Rail workers reject new contracts, reviving strike fears after Biden took credit for ending dispute
The union says issues about paid sick leave was a major factor in rejecting the contract offer.
The Facts Inside Our Reporter’s Notebook
A major rail-worker union having rejected a Biden administration-backed labor contract has reignited concerns about a strike that could worsen the county's ongoing supply chain issues and fuel inflation that has already reached record highs, in part over a scarcity of goods.
The Brotherhood of Maintenance of Way Employees Division of the Teamsters on Monday rejected the tentative contract in large part over a lack of paid sick days, union President Tony Cardell said.
The ongoing contract dispute with the freight railroad industry has largely been about compensation and working conditions.
BMWED represents about 12,000 rail workers, making it one of the largest and most powerful such union.
While the no vote will force the rail companies and labor unions back to the negotiating table, the workers cannot strike until after a so-called cooling-off period in late November, after the midterm elections, according to Politico.
Four unions have so far ratified the White House-backed contracts, while seven have votes pending on the deal.
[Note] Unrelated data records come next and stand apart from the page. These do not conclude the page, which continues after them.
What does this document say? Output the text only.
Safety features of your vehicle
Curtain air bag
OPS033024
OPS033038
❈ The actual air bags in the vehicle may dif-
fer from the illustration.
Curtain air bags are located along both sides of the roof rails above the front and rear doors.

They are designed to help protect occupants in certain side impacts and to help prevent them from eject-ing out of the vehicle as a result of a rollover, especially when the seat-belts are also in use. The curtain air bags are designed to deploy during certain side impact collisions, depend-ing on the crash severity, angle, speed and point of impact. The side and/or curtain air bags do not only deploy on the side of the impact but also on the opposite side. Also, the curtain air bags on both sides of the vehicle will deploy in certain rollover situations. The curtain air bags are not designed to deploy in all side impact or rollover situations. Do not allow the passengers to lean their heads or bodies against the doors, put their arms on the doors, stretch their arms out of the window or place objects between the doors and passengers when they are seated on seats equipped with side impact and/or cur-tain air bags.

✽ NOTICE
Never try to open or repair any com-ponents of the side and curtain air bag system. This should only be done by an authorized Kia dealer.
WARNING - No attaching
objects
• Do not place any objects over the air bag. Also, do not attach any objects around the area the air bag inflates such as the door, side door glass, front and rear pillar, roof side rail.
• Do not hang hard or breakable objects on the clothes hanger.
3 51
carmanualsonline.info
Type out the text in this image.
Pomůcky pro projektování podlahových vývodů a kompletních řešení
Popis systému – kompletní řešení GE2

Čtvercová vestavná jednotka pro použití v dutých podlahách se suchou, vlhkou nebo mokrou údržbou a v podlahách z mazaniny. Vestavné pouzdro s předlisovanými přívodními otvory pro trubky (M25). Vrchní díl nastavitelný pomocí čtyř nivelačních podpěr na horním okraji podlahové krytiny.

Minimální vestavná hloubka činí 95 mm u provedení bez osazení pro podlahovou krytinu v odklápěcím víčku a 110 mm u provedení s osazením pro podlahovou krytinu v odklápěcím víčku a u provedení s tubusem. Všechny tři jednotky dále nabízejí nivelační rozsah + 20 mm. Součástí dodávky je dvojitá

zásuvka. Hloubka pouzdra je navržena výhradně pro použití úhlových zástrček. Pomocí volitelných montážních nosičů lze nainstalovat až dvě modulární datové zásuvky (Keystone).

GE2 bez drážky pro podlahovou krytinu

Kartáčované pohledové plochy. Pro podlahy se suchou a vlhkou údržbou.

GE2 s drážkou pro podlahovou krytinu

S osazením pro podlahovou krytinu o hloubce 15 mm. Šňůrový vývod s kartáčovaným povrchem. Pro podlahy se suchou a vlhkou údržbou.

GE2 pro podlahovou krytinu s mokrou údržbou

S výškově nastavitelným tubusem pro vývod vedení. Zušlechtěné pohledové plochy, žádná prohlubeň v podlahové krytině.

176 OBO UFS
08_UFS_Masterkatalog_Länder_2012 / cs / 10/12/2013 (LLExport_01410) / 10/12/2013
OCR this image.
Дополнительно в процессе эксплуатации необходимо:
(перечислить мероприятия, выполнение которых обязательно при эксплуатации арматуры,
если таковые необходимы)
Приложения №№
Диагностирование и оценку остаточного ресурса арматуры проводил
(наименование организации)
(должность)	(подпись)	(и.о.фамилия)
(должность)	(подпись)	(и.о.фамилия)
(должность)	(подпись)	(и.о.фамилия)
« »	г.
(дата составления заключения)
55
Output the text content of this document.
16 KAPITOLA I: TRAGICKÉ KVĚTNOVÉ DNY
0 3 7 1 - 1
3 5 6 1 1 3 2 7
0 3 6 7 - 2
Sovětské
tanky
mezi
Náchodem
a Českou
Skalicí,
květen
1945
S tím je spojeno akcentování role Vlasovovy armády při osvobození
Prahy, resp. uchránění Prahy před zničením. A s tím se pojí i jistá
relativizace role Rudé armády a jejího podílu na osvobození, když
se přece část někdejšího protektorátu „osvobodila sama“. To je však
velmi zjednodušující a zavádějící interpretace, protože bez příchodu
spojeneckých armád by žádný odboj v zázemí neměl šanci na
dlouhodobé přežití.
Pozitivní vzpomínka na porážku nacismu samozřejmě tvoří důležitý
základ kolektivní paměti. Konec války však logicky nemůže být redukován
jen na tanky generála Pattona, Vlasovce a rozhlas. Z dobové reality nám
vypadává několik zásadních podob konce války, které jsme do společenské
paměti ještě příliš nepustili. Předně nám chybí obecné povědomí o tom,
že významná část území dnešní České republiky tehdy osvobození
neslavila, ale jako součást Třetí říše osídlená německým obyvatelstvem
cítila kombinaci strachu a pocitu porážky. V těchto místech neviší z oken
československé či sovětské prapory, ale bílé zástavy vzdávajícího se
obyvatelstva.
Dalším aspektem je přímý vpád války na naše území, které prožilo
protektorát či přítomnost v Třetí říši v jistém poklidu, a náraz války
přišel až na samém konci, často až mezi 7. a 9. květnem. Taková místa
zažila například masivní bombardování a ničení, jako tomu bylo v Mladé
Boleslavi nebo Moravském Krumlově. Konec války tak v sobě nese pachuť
The eleven unions represent about 115,000 rail workers, according to ABC News.
The two largest rail unions – the Brotherhood of Locomotive Engineers Trainmen and the SMART Transportation Division, which make up roughly half of all rail workers – are scheduled to finish voting in mid November, the news outlet also reports.
U.S. inflation it a record 40-year-high in June, largely the result of then-soaring gas prices.